Boogie rambler: Box set captures John Lee Hooker’s blues

By Mark Guarino

The greatest of the great blues masters did not just have great voices, they wielded big beats. John Lee Hooker invented boogie, giving swagger to rock and tightening the knot between West African work chants and American popular music. Like Bo Diddley, Hooker was an innovator whose creation became bigger than the man himself.

This will be the year of reinvention for Hooker’s estate. In the late fall of last year, the reissue label Shout! Factory released “Hooker,” an inaugural 4-CD box set followed by repackaged editions of Hooker’s catalog. In late March, the campaign continues with reissues of “The Best of Friends” and “Jealous,” two late career albums.

Although the last decade of his life was marked by requisite superstar collaborations, industry awards and ad campaigns designed to bring attention to his stature, Hooker was a fascinating figure in popular music primarily because he was an outsider. His music was sexual, raw and seductive, but it also stuck to singular vamping chords and stomping beats that did not sound of any time, no less the pre-WWII era where big bands ruled. Living in Detroit as opposed to other fertile blues centers like Chicago, New Orleans, Houston or New York City, Hooker was able to create music that was singularly weird and even industrial, as if the ugly machinations of the surrounding auto plants had found a common bond with the heat of working the soil.

Like many blues musicians of his generation, Hooker grew up in a family bound to a sharecropping life in northern Mississippi. When his parents divorced, he stuck with his mother. The decision proved crucial for his later musical life. His mother ended up marrying Will Moore, a musician from Southwest Louisiana, where the music of West Africa was allowed to openly flourish, opposed to Mississippi plantations where slave owners outlawed field chanting a century earlier.

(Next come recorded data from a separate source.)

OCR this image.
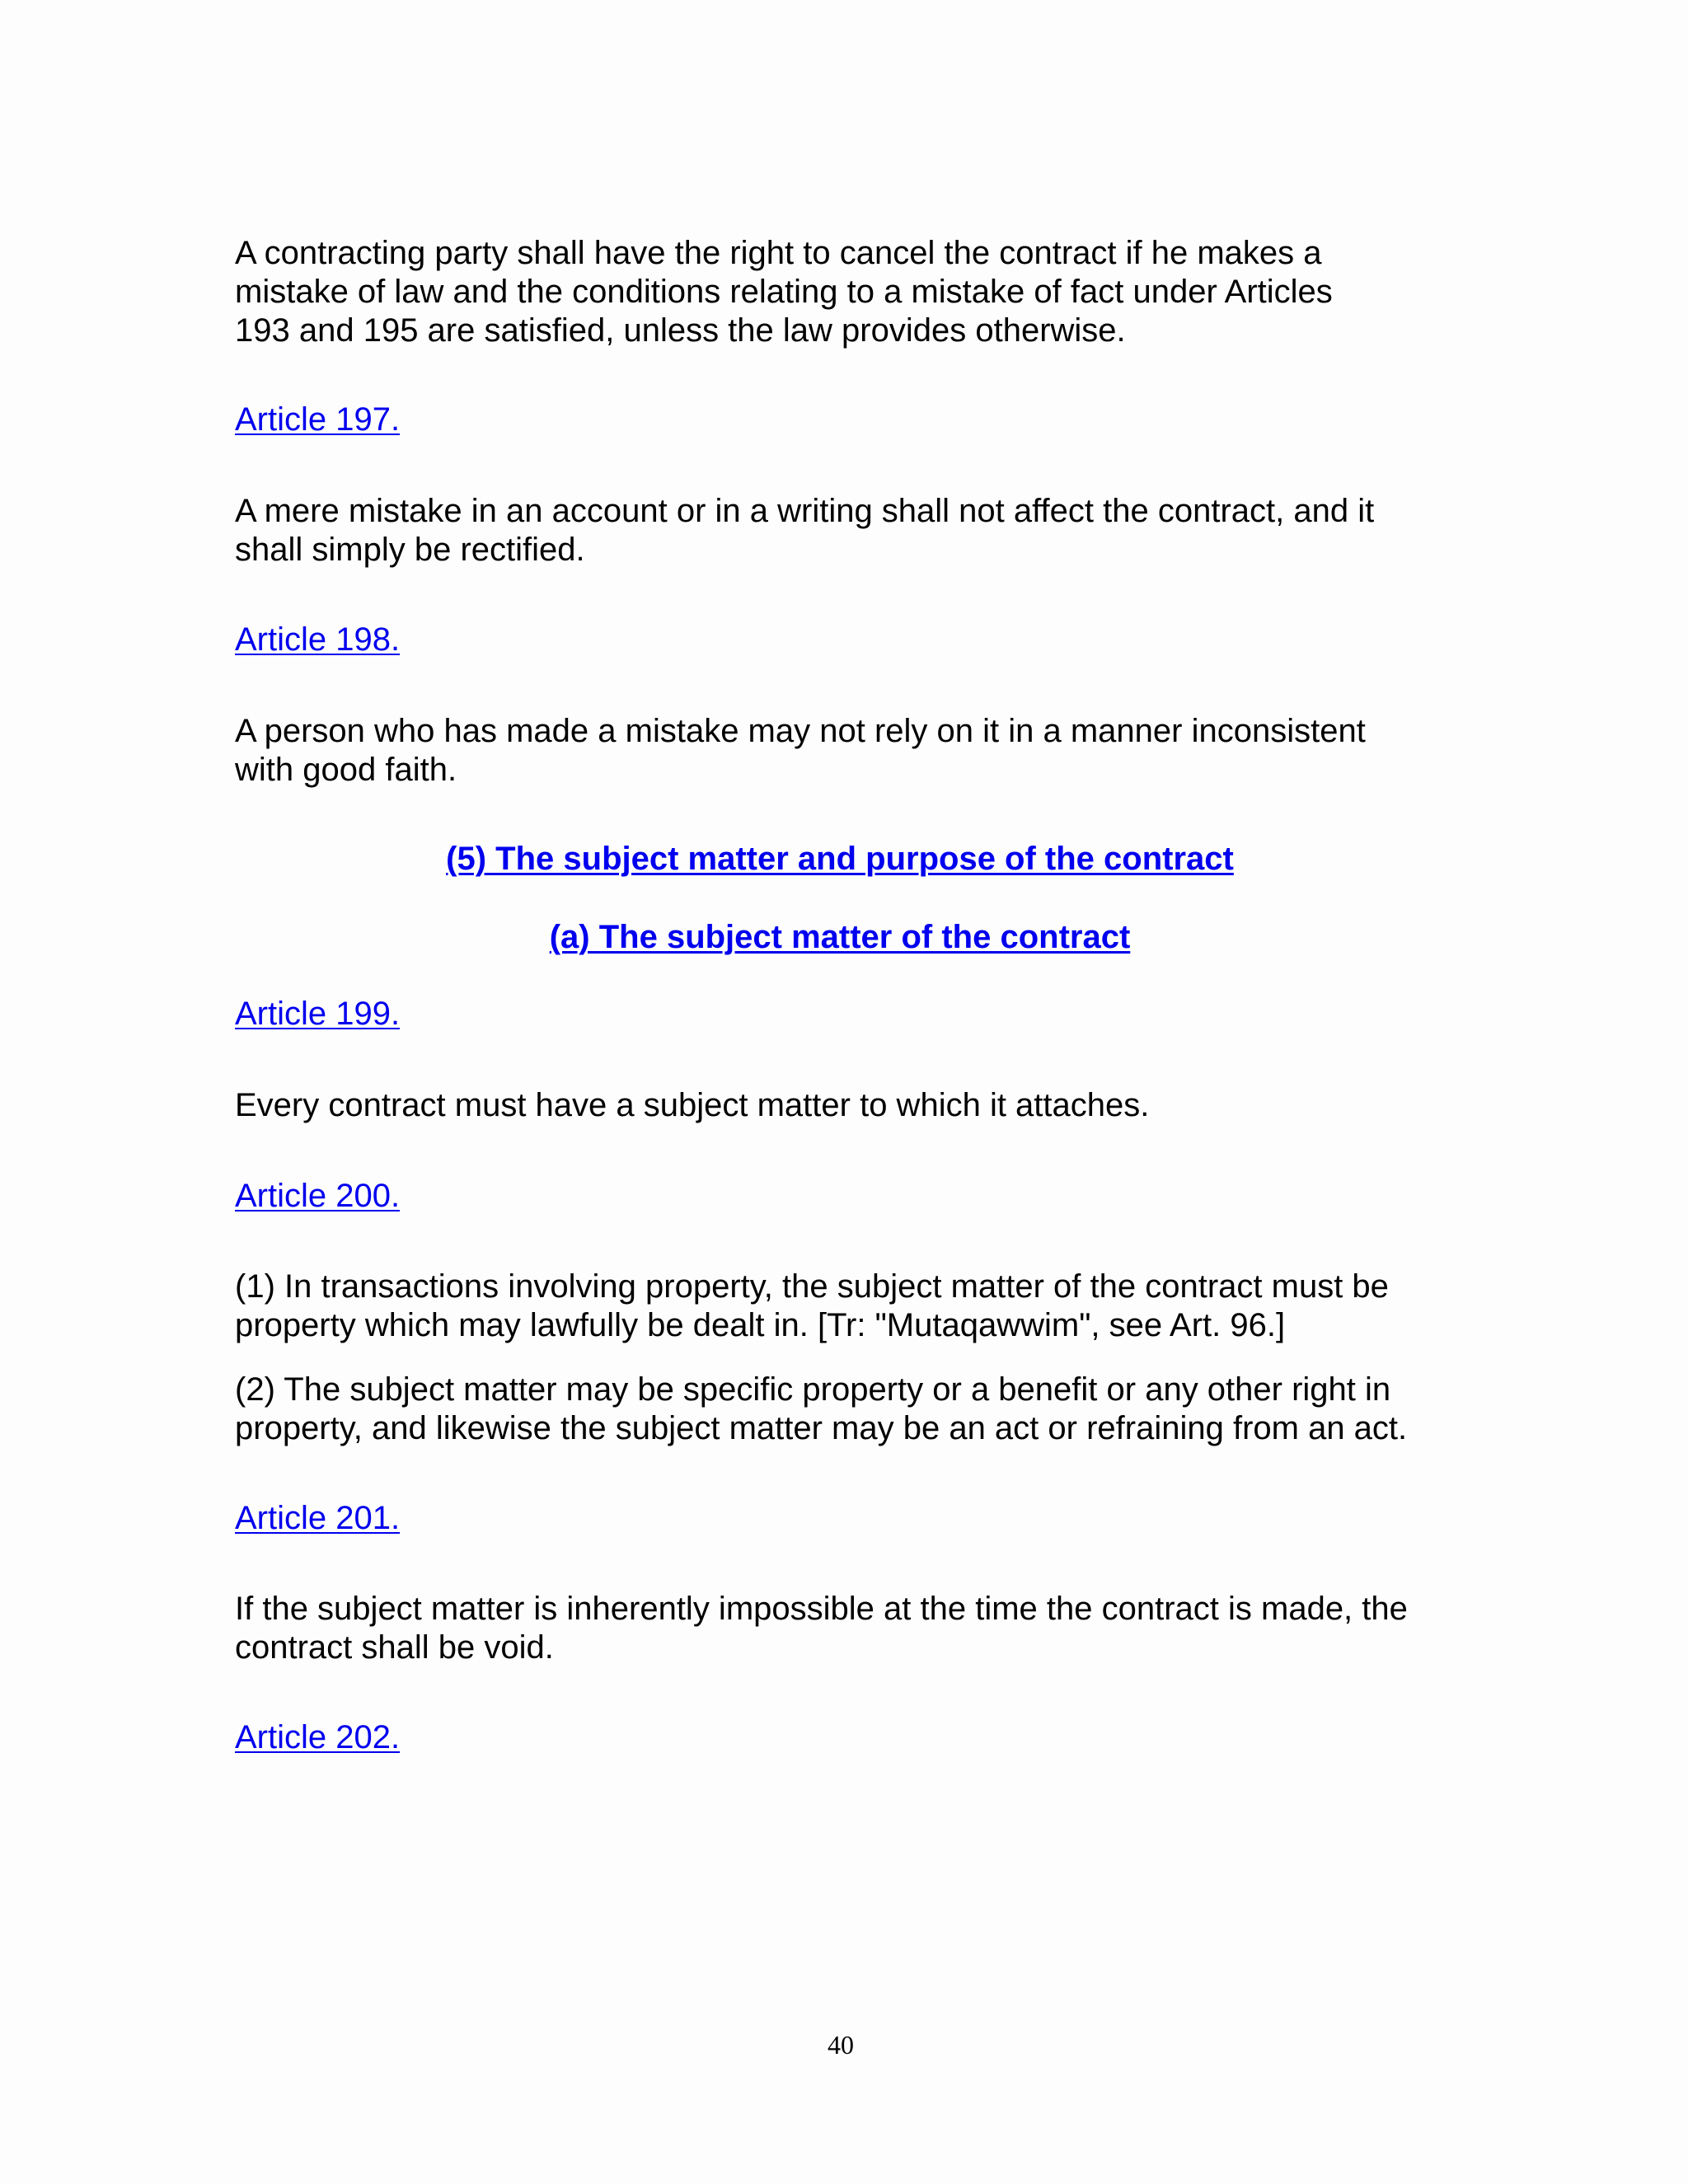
A contracting party shall have the right to cancel the contract if he makes a
mistake of law and the conditions relating to a mistake of fact under Articles
193 and 195 are satisfied, unless the law provides otherwise.
Article 197.
A mere mistake in an account or in a writing shall not affect the contract, and it
shall simply be rectified.
Article 198.
A person who has made a mistake may not rely on it in a manner inconsistent
with good faith.
(5) The subject matter and purpose of the contract
(a) The subject matter of the contract
Article 199.
Every contract must have a subject matter to which it attaches.
Article 200.
(1) In transactions involving property, the subject matter of the contract must be
property which may lawfully be dealt in. [Tr: "Mutaqawwim", see Art. 96.]
(2) The subject matter may be specific property or a benefit or any other right in
property, and likewise the subject matter may be an act or refraining from an act.
Article 201.
If the subject matter is inherently impossible at the time the contract is made, the
contract shall be void.
Article 202.
40
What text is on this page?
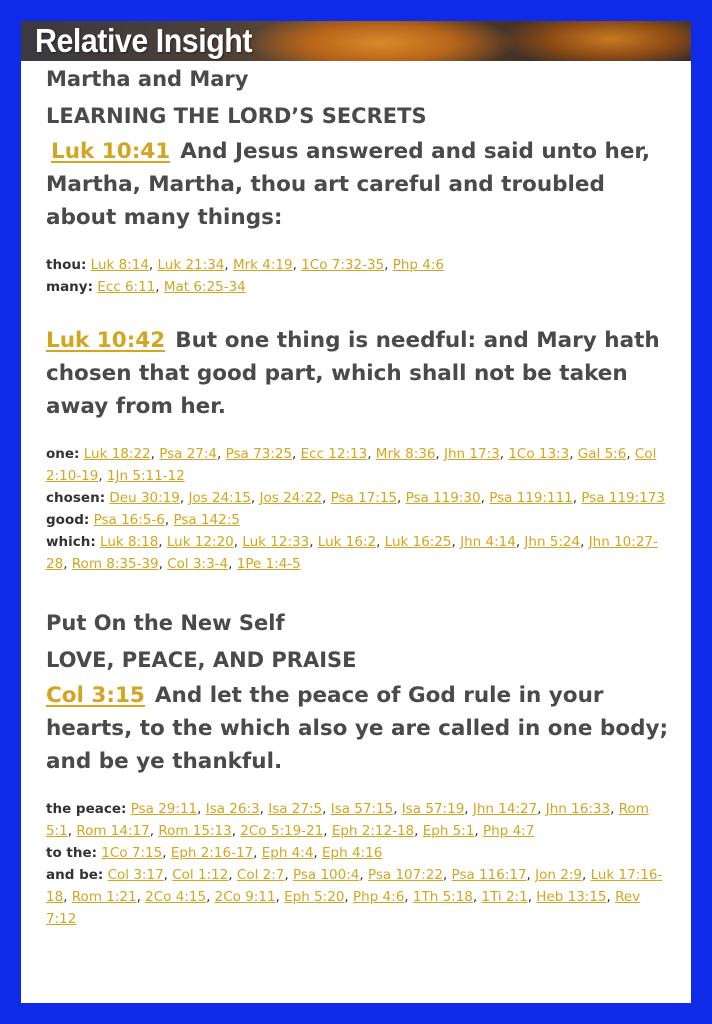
Relative Insight
Martha and Mary
LEARNING THE LORD’S SECRETS
Luk 10:41 And Jesus answered and said unto her, Martha, Martha, thou art careful and troubled about many things:
thou: Luk 8:14, Luk 21:34, Mrk 4:19, 1Co 7:32-35, Php 4:6
many: Ecc 6:11, Mat 6:25-34
Luk 10:42 But one thing is needful: and Mary hath chosen that good part, which shall not be taken away from her.
one: Luk 18:22, Psa 27:4, Psa 73:25, Ecc 12:13, Mrk 8:36, Jhn 17:3, 1Co 13:3, Gal 5:6, Col 2:10-19, 1Jn 5:11-12
chosen: Deu 30:19, Jos 24:15, Jos 24:22, Psa 17:15, Psa 119:30, Psa 119:111, Psa 119:173
good: Psa 16:5-6, Psa 142:5
which: Luk 8:18, Luk 12:20, Luk 12:33, Luk 16:2, Luk 16:25, Jhn 4:14, Jhn 5:24, Jhn 10:27-28, Rom 8:35-39, Col 3:3-4, 1Pe 1:4-5
Put On the New Self
LOVE, PEACE, AND PRAISE
Col 3:15 And let the peace of God rule in your hearts, to the which also ye are called in one body; and be ye thankful.
the peace: Psa 29:11, Isa 26:3, Isa 27:5, Isa 57:15, Isa 57:19, Jhn 14:27, Jhn 16:33, Rom 5:1, Rom 14:17, Rom 15:13, 2Co 5:19-21, Eph 2:12-18, Eph 5:1, Php 4:7
to the: 1Co 7:15, Eph 2:16-17, Eph 4:4, Eph 4:16
and be: Col 3:17, Col 1:12, Col 2:7, Psa 100:4, Psa 107:22, Psa 116:17, Jon 2:9, Luk 17:16-18, Rom 1:21, 2Co 4:15, 2Co 9:11, Eph 5:20, Php 4:6, 1Th 5:18, 1Ti 2:1, Heb 13:15, Rev 7:12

The link is crucial to appreciating Hooker’s music. Moore was reportedly a musician who performed with Son House and Charley Patton, yet he kept to a style that abandoned the guitar slide, did not follow the 12-bar chord progression and treated the guitar as a percussion instrument. Hooker incorporated his stepfather’s invention and brought it to the world. His earliest recordings, starting with the 1948 hit “Boogie Chillin’,” are performed mostly solo despite the massive sound of Hooker’s voice and rumbling, trance-like guitar.

“Hooker” the box set is a faithful look at his career. The third disc will be familiar to rock fans, with the inclusion of tracks from his collaboration with Canned Heat and his more band-oriented work from the 1970’s when he was a familiar presence on rock festival stages around the world. The fourth revisits the star-studded albums of the 1990’s, when he re-recorded his earliest songs with superstars like Carlos Santana, Van Morrison and Eric Clapton.

The real pleasures come from the first two discs when he recorded for a myriad of small labels under just as many names including Texas Slim, John Lee Booker and Johnny Williams. These songs are mesmerizing for their grimy atmosphere and deep complexity. With their massive beat, stabbing, electro-shock guitar lines, crude overdubbed vocals and blurry production, songs like “Down Child” are “I’m in the Mood” sound of no particular time and as if they were found somewhere, rooted to all American music before and definitely after. It is a sound connected with his peers in Africa, particularly the Malian guitarist and singer Ali Farka Toure, and one that continues to be cherry-picked by contemporaries, from George Thorogood to The Black Keys. While the blues is often disregarded for its simplicity, Hooker transformed a single chord, a few words and a basic beat into a complex language, hypnotic and always sly.